This approach may not be ideal here, in a place
where new posts can appear very quickly, but it's one
way to do it. For this site, I think that using a combination of
lastnode_id, IP, and title would be best: if all
three match, consider it a duplicate post, no matter
how long it has been. Having the lastnode_id addresses
Ozymandius' concern, as long as you reply
to the person, and not to the top node (which is what you
should do). Having the IP addresses the issue of 2 different
anonymous monks being able to post replies to the same post,
with the same title. As a final perk, you could have a
simple "yes, I really want to post this" checkbox along
with duplicate post message.
In summary:
$IP = $ENV{'REMOTE_ADDR'}; ## Yes, there are caveats here...
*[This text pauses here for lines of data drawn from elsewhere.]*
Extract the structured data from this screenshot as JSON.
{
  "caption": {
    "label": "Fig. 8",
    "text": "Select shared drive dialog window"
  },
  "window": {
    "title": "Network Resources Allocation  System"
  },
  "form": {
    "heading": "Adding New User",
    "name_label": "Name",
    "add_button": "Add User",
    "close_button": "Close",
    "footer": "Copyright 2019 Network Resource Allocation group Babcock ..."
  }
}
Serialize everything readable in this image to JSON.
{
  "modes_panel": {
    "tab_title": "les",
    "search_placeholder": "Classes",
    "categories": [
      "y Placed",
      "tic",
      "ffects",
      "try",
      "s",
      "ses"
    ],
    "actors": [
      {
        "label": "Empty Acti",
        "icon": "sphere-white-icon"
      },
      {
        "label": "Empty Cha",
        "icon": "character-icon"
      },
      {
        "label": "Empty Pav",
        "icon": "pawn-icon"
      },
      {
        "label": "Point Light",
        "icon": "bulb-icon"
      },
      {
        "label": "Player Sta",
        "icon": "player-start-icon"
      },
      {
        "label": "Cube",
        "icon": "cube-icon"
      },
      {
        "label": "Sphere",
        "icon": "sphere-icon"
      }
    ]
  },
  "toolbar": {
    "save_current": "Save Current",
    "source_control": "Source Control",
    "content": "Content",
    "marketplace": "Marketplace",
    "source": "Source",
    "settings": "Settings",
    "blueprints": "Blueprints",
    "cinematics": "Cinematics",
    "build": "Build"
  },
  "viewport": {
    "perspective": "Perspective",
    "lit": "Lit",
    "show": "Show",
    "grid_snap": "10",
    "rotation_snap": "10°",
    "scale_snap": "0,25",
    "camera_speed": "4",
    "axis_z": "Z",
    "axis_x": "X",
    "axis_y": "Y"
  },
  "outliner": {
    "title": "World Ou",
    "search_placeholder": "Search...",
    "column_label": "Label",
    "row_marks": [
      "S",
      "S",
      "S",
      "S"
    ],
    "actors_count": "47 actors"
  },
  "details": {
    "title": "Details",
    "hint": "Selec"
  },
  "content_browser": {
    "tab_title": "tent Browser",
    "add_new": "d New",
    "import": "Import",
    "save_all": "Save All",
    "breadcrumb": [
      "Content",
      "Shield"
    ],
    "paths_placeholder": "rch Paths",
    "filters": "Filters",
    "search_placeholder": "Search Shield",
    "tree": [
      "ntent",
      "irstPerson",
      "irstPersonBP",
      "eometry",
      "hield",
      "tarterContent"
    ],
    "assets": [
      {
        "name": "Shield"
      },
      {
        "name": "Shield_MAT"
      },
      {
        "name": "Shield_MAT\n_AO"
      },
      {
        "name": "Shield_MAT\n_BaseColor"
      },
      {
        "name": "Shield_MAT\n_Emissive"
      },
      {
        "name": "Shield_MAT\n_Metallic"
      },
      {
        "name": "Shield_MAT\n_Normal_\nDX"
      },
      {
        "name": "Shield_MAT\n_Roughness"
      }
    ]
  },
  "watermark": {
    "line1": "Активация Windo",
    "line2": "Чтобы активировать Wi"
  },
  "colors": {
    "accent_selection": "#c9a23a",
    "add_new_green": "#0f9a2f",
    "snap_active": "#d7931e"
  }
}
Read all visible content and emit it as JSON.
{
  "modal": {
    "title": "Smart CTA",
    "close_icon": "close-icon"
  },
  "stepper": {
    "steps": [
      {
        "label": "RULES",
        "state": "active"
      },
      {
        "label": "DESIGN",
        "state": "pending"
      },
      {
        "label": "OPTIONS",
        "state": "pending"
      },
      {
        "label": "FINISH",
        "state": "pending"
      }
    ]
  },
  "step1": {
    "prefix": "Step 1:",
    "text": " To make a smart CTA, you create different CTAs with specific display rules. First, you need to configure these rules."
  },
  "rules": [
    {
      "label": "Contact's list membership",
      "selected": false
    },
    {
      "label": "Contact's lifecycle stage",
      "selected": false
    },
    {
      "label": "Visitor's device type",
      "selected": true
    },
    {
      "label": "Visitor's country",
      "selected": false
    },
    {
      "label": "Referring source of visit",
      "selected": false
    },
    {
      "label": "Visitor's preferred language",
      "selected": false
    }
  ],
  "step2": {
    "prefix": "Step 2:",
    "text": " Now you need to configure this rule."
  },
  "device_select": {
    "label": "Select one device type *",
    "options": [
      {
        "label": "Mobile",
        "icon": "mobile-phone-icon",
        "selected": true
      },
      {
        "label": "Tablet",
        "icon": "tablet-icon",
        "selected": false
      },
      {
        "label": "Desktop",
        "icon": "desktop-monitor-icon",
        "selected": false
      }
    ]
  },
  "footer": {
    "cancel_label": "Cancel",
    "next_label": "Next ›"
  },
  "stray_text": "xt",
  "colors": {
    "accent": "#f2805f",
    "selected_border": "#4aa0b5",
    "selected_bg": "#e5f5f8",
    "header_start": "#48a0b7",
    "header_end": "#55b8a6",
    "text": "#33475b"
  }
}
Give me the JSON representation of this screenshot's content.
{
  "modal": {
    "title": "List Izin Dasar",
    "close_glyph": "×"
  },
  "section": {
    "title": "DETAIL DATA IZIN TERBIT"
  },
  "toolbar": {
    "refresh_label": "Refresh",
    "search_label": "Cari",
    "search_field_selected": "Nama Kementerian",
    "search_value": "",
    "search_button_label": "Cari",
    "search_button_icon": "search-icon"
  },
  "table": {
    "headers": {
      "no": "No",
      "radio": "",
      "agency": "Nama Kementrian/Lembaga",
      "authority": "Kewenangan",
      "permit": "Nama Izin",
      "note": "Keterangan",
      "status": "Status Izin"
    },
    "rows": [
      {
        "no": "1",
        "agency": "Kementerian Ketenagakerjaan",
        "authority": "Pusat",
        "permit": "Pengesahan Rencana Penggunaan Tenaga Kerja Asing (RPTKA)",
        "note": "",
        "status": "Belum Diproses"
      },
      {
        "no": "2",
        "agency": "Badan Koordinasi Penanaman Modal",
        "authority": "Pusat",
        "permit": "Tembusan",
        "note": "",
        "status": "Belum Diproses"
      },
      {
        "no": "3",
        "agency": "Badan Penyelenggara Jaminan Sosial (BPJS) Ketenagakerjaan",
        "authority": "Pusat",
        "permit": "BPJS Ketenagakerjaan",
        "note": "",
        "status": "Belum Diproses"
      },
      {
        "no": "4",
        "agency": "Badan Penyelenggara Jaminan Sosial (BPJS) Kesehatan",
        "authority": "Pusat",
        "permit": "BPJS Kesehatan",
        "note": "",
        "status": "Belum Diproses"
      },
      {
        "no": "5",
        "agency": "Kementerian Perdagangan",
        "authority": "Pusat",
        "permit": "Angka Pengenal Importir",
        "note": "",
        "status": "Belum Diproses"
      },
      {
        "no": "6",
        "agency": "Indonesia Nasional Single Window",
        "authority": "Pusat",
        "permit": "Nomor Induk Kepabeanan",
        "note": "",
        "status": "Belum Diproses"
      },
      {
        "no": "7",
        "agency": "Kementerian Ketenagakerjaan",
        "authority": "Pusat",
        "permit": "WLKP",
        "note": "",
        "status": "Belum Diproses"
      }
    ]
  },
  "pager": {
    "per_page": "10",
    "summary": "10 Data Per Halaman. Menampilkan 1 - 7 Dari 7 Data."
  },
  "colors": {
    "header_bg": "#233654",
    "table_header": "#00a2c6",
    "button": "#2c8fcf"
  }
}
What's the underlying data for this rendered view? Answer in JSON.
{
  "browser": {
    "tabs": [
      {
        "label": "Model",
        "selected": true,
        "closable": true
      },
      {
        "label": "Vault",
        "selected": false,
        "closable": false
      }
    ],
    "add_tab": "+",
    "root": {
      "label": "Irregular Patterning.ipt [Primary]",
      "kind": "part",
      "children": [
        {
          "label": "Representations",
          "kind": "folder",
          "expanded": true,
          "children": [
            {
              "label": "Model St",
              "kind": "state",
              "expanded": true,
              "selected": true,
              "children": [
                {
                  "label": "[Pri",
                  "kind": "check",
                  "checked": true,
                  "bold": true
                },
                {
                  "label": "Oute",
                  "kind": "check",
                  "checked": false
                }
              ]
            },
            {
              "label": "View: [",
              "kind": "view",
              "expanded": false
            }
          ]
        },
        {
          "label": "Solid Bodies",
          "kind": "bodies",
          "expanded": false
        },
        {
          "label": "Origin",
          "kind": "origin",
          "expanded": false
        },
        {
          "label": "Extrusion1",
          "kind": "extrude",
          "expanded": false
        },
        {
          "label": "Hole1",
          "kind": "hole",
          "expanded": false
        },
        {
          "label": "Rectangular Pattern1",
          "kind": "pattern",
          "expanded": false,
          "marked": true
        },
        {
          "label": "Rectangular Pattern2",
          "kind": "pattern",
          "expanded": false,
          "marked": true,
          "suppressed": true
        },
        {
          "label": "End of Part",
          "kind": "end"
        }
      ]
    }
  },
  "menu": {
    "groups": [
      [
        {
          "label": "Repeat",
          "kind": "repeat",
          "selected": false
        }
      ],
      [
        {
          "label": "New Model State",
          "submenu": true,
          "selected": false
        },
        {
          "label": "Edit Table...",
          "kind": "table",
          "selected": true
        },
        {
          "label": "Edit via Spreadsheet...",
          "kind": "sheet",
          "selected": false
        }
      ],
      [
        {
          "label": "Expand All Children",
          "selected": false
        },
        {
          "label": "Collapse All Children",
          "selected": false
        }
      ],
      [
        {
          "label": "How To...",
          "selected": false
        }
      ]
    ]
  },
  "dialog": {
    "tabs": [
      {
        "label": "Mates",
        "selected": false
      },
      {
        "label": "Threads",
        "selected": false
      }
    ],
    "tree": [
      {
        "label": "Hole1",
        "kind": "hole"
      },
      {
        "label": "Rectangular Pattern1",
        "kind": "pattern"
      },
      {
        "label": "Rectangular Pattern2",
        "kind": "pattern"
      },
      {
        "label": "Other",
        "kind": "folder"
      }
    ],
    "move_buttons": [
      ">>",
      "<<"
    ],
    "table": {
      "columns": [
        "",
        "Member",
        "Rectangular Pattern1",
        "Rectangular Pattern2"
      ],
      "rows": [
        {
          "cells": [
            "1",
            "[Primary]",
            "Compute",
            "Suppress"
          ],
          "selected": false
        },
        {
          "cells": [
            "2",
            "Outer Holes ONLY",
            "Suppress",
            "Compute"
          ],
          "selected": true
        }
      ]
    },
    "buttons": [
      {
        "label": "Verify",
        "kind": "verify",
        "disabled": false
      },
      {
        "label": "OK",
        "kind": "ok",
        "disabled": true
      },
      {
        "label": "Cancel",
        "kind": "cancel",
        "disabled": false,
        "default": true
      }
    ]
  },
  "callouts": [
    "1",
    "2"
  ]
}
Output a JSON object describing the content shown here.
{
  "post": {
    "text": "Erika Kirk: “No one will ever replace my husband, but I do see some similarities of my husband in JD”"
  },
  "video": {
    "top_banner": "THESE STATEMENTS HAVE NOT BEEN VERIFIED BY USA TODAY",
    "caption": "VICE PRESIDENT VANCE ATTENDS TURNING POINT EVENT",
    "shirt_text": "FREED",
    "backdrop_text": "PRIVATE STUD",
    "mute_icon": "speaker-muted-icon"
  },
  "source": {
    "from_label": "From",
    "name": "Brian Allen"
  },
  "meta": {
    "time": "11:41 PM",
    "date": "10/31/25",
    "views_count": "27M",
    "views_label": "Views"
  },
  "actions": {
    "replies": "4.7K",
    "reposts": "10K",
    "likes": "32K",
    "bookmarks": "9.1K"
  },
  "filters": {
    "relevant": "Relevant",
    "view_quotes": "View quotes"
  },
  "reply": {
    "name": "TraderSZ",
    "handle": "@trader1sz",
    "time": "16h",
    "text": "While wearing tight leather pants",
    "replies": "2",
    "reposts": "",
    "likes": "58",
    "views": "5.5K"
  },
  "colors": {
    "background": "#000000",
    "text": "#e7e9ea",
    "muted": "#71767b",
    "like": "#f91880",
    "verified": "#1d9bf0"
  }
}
$lastpost = $lastpost{$IP}; ## Stored in a database
## ($lastpost is a hashref)
if (
$user eq $lastpost->{"USER"} and
$Q::lastnode_id == $lastpost->{"LASTNODE"} and
$Q::node eq $lastpost->{"NODE"} and
!$Q::PostAnywayCheckbox
) {
&DoubledPost;
}
*Wrote or "am writing"
Perl scripts: artwork that never
Assents to be done.
| [reply] [d/l] |
| [reply] |
True, but most duplicate posts happen within a few seconds of each
other, so it should work even for corporate users. More
importantly, a lookup by user will not stop
Anonymous Monks from double posting - hopefully,
once you become a user, you are more aware of what you are
doing and tend to make less mistakes. In reality, however,
it seems as though registered users make double posts
more often than AMs. Go figure.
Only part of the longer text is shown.